Palestinians were quick to react to Trump: while some do have fears about the uncertainty of their safety and future in the shadow of 15 months of non-stop bombardment that left the strip decimated of both human life and infrastructure, many others expressed their steadfast resolve to remain.
“We will remain here – staying above the rubble, stones and iron. We will remain in our homeland, in Gaza”, said Manar Hamo of the Bureij camp.
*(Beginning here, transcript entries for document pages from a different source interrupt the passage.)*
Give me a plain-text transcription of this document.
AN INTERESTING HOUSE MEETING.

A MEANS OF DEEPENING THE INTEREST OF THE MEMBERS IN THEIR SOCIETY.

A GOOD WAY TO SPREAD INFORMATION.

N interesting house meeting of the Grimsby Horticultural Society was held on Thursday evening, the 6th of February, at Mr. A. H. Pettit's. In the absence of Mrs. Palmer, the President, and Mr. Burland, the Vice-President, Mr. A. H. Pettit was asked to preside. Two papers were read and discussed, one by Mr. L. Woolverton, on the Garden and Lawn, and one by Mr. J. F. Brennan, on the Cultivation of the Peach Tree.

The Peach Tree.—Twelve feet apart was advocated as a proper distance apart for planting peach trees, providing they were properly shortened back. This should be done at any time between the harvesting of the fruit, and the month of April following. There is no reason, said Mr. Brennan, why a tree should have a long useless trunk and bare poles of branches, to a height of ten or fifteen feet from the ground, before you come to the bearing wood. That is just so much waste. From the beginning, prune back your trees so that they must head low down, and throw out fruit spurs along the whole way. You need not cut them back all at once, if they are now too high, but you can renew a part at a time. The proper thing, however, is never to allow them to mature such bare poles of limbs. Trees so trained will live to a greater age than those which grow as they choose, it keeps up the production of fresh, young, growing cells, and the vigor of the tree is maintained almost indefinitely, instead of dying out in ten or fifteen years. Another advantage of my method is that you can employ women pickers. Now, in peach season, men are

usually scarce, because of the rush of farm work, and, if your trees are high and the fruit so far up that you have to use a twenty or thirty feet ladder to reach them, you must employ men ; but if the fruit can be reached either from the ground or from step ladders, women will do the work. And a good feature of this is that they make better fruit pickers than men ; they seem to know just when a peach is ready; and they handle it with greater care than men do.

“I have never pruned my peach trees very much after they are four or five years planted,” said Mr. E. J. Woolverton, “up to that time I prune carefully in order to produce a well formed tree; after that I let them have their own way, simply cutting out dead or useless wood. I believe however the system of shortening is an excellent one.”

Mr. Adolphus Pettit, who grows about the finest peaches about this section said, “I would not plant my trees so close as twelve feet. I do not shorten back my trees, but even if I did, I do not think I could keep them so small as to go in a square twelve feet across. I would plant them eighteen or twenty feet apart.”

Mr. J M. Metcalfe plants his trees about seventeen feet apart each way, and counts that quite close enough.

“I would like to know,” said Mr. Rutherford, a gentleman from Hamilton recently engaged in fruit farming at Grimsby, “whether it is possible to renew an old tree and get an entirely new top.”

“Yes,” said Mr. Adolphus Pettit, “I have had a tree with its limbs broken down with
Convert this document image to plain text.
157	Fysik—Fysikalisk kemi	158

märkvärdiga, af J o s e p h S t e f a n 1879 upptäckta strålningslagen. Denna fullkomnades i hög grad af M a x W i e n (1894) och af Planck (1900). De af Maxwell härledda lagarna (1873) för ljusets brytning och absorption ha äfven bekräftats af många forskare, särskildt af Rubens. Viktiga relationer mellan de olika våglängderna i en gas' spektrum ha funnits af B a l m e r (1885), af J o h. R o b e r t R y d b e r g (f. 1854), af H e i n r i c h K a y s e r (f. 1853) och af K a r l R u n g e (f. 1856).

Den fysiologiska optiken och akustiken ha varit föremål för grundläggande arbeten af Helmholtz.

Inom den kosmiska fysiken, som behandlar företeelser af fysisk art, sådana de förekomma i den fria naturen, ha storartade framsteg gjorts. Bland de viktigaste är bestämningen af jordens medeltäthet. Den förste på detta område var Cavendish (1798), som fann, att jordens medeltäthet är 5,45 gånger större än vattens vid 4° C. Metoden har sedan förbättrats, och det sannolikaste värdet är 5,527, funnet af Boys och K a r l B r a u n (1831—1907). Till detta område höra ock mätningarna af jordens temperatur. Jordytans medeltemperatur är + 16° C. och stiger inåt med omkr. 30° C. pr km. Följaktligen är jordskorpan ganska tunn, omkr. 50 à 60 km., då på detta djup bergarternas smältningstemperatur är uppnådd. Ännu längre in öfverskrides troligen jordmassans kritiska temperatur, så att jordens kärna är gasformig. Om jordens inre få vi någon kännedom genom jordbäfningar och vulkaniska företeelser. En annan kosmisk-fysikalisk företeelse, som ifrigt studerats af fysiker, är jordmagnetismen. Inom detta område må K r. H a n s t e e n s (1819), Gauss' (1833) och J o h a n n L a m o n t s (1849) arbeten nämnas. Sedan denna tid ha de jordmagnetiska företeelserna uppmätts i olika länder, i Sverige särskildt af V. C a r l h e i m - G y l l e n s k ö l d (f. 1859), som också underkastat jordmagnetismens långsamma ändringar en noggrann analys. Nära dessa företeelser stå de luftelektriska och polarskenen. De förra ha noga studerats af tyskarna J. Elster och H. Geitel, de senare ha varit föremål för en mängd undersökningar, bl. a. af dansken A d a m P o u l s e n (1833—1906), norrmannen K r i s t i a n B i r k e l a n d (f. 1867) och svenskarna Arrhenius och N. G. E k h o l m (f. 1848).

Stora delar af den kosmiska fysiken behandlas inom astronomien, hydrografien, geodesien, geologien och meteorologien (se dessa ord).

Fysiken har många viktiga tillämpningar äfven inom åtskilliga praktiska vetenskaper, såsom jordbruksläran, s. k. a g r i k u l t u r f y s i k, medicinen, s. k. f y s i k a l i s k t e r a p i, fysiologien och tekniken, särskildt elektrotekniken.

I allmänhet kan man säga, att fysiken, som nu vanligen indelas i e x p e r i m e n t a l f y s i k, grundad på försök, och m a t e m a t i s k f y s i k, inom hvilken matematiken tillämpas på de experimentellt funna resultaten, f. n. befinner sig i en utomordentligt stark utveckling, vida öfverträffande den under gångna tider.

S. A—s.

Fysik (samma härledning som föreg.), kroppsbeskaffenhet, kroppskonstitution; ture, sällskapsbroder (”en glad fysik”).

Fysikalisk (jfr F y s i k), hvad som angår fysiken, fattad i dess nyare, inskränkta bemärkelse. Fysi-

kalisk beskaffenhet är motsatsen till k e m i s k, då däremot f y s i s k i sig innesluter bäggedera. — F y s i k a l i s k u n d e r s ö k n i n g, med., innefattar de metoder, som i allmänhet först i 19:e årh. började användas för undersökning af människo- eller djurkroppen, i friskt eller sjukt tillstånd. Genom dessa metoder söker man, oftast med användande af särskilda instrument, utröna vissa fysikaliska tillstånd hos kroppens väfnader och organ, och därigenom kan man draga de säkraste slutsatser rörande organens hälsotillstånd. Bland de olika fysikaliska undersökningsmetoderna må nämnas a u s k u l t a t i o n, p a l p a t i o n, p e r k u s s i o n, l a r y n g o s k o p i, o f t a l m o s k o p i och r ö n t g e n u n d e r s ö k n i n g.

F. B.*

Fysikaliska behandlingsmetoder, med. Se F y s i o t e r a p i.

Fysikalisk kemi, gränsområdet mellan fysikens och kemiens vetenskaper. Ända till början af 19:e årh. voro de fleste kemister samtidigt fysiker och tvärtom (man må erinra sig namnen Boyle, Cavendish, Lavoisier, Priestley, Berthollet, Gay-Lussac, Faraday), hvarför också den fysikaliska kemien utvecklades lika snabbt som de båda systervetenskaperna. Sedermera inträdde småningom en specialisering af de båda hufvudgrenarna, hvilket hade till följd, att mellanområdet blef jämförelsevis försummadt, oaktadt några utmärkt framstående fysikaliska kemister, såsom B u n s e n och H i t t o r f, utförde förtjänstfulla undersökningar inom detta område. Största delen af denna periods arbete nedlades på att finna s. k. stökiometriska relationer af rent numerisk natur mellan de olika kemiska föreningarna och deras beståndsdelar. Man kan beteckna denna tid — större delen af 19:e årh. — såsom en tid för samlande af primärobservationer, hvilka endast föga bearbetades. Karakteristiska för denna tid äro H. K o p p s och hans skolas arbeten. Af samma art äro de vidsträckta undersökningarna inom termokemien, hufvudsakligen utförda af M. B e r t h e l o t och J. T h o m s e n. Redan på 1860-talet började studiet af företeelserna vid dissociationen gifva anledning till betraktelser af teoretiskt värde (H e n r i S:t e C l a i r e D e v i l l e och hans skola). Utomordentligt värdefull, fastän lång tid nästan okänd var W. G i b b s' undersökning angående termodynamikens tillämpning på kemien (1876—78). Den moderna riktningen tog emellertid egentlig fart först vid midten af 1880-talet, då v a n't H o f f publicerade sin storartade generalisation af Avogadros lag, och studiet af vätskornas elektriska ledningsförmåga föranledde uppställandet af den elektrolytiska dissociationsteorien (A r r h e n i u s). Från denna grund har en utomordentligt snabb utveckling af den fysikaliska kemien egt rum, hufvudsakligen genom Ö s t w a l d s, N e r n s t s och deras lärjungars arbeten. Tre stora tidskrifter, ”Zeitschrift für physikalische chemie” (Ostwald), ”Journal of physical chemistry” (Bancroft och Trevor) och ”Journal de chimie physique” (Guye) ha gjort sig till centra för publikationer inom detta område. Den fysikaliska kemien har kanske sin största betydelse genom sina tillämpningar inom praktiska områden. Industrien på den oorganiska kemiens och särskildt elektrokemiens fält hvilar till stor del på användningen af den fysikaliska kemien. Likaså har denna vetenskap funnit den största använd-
But some of the most fervent pushback to Trump’s plan to takeover Gaza has come from the very same people, institutions, and newsrooms that spent fifteen months either remaining quiet on the extermination of Palestinians or supporting and building the case for it to continue. What we find is that there is a manufacturing of a moral hysteria around Trump’s proposal that seeks to – either intentionally or by way of liberal anti-Trump muscle memory – erase the direct culpability of the Biden-Harris administration and the Democrats in the genocide of Palestinians.
And so we have been ambushed by their discovery of the words “war crime”, “ethnic cleansing”, “dastardly deed” and “morally indefensible”. Even The New York Times’ made the very novel discovery of what international law may have to say about forced displacement. What we are seeing, again and again, is the introduction of language that not only offers the criminality of a Trump administration policy that has yet to be put in place but also explicitly moralizes about violence against Palestinians, a moralizing that was markedly absent as U.S-funded and made bombs were ripping apart Palestinian families for fifteen months straight.